Emirates Global Aluminium’s Challenge programme expands with five major industry partners
Emirates Global Aluminium’s Challenge programme expands as major firms join to accelerate gender diversity and inclusion across the UAE industrial sector.
Emirates Global Aluminium’s Challenge programme has grown with five new industry partners signing on to boost gender inclusion across the UAE’s industrial workforce. The move brings Schneider Electric, RAK Ceramics, Veolia, Delta Plus and Knauf into a coalition led by EGA to address shared barriers to women’s participation in technical and operational roles. The expanded membership also reinforces cross-sector collaboration as companies look to scale mentoring, recruitment and workplace practices that support women in science, technology, engineering and mathematics.
New partners join the Challenge programme
EGA confirmed the arrival of the five new members and said they join existing participants that include ADNOC, Ducab, Emirates Steel Arkan, the Emirates Nuclear Energy Corporation, Strata, TAQA and TechnipFMC. The company described the programme as a platform for industrial employers to coordinate on practical measures that remove systemic barriers and expand opportunity for women. By pooling resources and aligning targets, members aim to accelerate change more quickly than individual efforts alone.
Programme priorities and areas of action
The Challenge programme, launched by EGA in 2023, concentrates on three core priorities: encouraging women to enter STEM fields, creating more inclusive workplaces within heavy industry, and providing structured career mentorship for young women already working in the sector. Participating companies will collaborate on recruitment pipelines, skills development initiatives and awareness campaigns to attract female talent into technical trades and engineering roles. The programme also seeks to standardise best practices for family-friendly shift patterns, safety training and progression pathways that support retention.
Targeted measures to increase female participation
Members plan to pilot joint initiatives such as apprenticeship quotas, sector-wide mentoring schemes and shared training modules that prepare candidates for operational roles. The programme emphasises practical interventions — from on-site facilities and protective equipment designed for women to sponsored scholarships and industry placements. EGA has framed these measures as not only equitable but necessary to meet evolving labour needs and technological demands across the UAE’s industrial base.
EGA reports measurable progress on gender diversity
EGA said it has adopted a proactive approach to gender diversity since the start of the decade and reported concrete gains within its own workforce. The company now employs more than 830 women, with over 60 percent occupying operational roles, and women holding roughly one quarter of managerial positions. EGA added that the firm met the internal target it set in 2021, achieving the stated managerial representation by the end of 2025, a milestone it presented as evidence that structured commitments can deliver results.

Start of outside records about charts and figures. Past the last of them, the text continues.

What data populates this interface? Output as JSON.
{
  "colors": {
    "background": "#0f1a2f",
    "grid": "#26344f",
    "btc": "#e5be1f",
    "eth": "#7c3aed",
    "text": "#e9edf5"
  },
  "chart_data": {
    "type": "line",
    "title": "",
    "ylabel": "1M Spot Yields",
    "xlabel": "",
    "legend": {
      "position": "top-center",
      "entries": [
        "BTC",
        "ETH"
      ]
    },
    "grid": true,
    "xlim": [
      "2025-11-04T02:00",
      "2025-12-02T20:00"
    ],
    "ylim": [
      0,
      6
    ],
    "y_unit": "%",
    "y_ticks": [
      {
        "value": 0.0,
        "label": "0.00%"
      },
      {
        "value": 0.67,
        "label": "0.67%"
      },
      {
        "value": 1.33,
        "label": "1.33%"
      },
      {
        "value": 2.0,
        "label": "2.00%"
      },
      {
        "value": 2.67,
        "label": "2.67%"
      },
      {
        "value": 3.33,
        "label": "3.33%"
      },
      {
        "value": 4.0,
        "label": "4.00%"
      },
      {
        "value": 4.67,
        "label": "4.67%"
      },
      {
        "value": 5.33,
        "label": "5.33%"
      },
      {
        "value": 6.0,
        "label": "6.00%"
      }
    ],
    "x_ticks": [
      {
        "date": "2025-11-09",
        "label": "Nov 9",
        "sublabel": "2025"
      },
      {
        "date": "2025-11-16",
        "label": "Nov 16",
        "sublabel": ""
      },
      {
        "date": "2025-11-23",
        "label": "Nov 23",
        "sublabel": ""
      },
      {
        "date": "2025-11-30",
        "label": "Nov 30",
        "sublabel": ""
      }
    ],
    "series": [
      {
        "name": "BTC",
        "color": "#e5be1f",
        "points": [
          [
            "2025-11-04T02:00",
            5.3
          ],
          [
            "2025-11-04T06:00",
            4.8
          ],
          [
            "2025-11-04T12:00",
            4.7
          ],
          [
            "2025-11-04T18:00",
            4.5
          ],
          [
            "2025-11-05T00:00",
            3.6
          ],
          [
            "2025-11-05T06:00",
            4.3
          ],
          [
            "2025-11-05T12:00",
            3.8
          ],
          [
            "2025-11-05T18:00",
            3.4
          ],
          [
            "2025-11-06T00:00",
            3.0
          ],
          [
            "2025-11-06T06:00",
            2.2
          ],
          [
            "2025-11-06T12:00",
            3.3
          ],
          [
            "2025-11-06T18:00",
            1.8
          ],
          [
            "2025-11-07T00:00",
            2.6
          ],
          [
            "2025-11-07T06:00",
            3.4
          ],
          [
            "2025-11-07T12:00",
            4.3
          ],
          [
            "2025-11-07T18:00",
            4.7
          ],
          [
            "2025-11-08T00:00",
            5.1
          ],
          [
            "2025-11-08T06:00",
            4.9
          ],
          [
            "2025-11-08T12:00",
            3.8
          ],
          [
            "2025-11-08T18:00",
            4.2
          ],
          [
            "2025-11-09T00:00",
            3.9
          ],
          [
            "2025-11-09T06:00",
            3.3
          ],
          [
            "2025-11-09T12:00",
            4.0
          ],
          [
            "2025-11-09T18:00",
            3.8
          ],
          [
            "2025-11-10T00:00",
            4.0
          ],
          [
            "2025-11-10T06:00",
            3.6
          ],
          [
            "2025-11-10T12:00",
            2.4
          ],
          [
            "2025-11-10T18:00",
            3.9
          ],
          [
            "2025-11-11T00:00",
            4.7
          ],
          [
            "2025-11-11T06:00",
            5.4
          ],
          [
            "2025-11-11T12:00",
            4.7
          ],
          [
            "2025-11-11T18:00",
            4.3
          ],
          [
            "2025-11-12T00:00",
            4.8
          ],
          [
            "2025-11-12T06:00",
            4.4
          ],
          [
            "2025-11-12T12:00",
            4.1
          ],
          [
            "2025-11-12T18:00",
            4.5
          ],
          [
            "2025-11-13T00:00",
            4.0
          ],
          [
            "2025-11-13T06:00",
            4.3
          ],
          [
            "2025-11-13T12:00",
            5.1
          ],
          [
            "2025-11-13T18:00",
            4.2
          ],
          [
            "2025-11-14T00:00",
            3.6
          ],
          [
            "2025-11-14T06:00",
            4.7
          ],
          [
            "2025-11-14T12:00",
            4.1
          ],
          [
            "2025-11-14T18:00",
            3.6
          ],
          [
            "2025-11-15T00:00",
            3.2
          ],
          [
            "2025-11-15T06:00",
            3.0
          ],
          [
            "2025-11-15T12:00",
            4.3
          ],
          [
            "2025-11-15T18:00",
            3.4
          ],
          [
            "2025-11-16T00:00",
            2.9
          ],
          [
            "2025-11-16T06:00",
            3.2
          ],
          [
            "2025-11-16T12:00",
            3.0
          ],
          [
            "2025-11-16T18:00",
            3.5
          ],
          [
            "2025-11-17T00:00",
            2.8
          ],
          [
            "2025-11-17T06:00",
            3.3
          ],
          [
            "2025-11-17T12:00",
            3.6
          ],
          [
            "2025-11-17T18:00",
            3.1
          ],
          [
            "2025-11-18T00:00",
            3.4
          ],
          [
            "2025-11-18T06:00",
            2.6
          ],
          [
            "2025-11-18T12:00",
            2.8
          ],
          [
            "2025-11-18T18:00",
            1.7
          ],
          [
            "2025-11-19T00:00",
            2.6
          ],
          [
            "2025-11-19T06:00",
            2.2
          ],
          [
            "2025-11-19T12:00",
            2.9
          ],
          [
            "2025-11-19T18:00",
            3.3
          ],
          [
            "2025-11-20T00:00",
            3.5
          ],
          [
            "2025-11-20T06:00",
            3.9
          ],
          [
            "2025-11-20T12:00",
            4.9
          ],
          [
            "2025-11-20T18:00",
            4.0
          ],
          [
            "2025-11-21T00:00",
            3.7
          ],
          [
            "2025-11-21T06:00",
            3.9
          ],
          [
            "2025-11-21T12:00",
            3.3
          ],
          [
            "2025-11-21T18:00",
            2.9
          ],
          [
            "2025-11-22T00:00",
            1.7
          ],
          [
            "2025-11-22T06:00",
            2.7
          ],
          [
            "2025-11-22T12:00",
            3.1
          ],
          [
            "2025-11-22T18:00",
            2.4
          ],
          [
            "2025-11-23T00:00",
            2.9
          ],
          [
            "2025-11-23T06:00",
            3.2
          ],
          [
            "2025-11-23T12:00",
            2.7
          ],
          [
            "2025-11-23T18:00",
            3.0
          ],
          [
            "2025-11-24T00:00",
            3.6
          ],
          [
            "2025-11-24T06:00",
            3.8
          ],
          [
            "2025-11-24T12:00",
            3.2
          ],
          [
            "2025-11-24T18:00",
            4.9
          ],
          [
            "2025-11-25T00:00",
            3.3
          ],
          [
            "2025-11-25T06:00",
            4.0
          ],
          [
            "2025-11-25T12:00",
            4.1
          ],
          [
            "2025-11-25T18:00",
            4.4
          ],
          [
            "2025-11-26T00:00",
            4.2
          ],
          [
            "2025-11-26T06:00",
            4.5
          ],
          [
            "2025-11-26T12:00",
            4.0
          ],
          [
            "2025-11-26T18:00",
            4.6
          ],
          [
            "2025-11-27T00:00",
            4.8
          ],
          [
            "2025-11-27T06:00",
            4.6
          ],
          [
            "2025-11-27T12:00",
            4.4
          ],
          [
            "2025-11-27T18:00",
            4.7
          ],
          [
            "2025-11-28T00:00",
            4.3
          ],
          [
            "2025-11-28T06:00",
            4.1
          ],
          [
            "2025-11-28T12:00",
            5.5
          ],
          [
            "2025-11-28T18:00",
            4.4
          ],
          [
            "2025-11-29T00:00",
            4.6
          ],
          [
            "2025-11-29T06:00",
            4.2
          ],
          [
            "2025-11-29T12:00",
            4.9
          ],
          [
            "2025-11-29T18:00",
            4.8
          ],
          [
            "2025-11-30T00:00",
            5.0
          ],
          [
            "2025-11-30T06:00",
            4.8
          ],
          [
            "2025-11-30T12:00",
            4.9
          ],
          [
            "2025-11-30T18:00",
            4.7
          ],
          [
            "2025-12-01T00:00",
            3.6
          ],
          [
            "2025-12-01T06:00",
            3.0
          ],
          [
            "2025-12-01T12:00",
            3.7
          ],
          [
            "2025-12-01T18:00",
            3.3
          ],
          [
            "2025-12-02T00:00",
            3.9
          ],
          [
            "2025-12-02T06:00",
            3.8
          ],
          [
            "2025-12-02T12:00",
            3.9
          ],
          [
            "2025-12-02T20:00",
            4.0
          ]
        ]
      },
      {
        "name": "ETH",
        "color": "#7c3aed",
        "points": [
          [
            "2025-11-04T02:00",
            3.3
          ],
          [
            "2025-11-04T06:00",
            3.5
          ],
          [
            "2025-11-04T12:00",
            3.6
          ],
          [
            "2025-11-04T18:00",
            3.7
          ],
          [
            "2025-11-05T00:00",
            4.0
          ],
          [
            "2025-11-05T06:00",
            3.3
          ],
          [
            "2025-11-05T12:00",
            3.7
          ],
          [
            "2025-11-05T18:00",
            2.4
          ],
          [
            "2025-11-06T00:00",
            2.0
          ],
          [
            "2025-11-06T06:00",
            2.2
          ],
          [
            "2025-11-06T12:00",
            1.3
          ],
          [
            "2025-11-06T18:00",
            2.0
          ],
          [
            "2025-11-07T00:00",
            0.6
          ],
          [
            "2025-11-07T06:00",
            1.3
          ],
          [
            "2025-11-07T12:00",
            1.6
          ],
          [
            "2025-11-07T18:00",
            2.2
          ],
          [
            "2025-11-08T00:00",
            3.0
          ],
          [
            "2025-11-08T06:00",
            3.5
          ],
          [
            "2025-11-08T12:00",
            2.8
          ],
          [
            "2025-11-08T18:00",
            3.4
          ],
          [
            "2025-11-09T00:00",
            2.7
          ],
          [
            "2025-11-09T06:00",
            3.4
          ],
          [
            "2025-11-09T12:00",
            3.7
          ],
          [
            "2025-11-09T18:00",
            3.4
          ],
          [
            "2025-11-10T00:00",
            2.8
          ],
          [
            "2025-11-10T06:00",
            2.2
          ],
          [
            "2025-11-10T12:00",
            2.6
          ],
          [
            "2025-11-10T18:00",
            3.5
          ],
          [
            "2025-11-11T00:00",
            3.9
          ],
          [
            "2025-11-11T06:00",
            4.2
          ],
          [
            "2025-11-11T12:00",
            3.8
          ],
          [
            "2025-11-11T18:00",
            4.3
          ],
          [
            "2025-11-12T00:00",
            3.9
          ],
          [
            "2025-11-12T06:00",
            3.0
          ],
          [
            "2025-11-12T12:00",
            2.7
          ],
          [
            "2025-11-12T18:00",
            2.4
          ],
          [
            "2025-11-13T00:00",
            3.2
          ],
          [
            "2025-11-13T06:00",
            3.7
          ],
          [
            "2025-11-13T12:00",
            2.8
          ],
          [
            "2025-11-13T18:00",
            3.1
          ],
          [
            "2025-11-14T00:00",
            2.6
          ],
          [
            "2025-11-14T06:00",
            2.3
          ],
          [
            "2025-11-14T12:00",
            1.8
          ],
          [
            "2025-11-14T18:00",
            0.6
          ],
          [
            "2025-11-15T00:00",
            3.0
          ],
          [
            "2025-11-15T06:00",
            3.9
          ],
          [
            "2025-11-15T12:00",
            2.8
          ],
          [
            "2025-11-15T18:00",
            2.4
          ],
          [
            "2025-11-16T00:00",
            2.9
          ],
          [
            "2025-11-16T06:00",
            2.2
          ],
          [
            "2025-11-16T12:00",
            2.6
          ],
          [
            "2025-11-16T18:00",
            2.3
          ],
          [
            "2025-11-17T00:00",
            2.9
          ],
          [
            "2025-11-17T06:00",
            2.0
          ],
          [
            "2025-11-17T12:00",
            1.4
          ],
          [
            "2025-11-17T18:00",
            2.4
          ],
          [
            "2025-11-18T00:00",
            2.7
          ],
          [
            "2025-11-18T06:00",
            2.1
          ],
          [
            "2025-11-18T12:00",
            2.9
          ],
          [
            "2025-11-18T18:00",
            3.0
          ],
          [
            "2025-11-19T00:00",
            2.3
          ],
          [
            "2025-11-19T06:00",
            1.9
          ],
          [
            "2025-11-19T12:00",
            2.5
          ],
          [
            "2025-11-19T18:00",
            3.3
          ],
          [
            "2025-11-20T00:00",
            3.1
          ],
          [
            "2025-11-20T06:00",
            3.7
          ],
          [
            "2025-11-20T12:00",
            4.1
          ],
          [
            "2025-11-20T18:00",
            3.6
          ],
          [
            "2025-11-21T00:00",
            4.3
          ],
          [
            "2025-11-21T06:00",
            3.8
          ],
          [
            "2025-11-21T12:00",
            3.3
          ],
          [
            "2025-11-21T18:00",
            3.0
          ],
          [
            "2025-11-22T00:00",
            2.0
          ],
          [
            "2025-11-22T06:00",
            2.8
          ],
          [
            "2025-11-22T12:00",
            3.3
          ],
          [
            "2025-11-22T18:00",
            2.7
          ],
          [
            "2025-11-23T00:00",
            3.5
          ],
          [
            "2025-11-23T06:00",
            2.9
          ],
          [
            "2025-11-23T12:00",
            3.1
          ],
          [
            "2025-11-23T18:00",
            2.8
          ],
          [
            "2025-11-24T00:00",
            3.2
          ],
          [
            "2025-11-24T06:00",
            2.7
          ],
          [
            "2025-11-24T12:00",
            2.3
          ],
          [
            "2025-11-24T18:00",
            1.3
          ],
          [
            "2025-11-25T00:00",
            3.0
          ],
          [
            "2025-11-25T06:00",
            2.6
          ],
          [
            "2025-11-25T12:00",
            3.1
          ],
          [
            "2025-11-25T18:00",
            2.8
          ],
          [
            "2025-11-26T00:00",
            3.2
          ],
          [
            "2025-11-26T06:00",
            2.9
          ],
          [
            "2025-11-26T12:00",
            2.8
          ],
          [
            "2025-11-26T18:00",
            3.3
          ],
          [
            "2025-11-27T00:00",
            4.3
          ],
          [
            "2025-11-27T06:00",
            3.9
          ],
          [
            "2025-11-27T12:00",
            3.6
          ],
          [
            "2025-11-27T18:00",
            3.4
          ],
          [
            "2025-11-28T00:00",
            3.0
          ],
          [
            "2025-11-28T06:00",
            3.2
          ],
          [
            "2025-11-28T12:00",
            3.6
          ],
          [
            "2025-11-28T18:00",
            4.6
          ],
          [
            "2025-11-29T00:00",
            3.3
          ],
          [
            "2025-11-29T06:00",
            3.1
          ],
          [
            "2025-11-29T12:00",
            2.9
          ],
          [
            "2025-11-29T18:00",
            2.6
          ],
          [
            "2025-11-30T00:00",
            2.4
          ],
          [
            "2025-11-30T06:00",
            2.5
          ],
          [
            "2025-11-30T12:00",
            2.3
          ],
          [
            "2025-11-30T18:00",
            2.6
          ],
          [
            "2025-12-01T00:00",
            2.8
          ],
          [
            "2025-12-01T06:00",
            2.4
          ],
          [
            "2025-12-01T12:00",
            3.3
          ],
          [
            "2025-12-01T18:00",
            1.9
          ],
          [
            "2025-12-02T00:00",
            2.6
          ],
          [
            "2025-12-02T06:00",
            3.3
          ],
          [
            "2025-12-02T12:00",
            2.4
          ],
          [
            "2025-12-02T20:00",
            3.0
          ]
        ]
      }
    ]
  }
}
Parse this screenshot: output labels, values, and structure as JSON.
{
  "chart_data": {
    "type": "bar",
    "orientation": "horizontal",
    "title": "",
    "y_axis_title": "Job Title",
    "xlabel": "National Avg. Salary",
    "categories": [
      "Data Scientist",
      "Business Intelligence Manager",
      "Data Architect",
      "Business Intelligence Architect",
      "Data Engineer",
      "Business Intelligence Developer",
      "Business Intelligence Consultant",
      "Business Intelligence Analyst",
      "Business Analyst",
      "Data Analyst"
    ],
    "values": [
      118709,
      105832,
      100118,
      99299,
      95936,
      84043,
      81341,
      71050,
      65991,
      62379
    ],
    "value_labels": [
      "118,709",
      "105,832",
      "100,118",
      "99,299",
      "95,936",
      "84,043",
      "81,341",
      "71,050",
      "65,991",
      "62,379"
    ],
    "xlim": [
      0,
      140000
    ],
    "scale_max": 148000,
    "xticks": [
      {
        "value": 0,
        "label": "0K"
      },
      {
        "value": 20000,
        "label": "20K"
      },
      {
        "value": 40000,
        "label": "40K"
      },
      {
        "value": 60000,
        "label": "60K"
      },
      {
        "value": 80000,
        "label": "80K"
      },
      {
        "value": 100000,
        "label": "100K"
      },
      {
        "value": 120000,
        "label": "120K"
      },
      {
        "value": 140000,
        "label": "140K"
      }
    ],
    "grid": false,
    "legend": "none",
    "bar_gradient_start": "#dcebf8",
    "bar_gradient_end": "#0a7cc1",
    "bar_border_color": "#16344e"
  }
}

Leadership perspective on competitiveness and inclusion
Abdulnasser bin Kalban, Chief Executive Officer of Emirates Global Aluminium, framed the programme as a strategic business priority as well as a social one. He said organisations with inclusive cultures tend to perform better, innovate more effectively and deliver stronger long-term growth. Bin Kalban described the expansion of the Challenge programme as an opportunity to raise competitiveness across the sector while broadening economic participation for women.
Sector-wide implications and next steps
Industry leaders and policymakers have increasingly emphasised that increasing female participation in STEM and industrial trades is necessary to sustain workforce pipelines and national development goals. The Challenge programme’s collaborative model aims to produce transferable practices that smaller employers can adopt, multiplying the impact beyond the founding members. EGA and its partners have indicated they will publish progress updates and share results of pilot initiatives to encourage wider uptake across the UAE and the wider region.
EGA’s expanded coalition also signals a shift from isolated corporate programmes to coordinated, cross-company action on inclusion, potentially serving as a template for other sectors facing similar talent shortages. As members begin implementing shared initiatives, observers will be watching recruitment and retention metrics to assess whether the partnership can translate commitments into sustained increases in female representation in technical and operational roles.
The success of the Challenge programme will depend on translating stated ambitions into measurable, repeatable interventions that address the practical constraints women face in industrial environments. By aligning hiring practices, training investments and workplace supports across multiple major employers, the partnership seeks to create clearer career pathways for women and to strengthen the industrial workforce that underpins the UAE’s economic growth.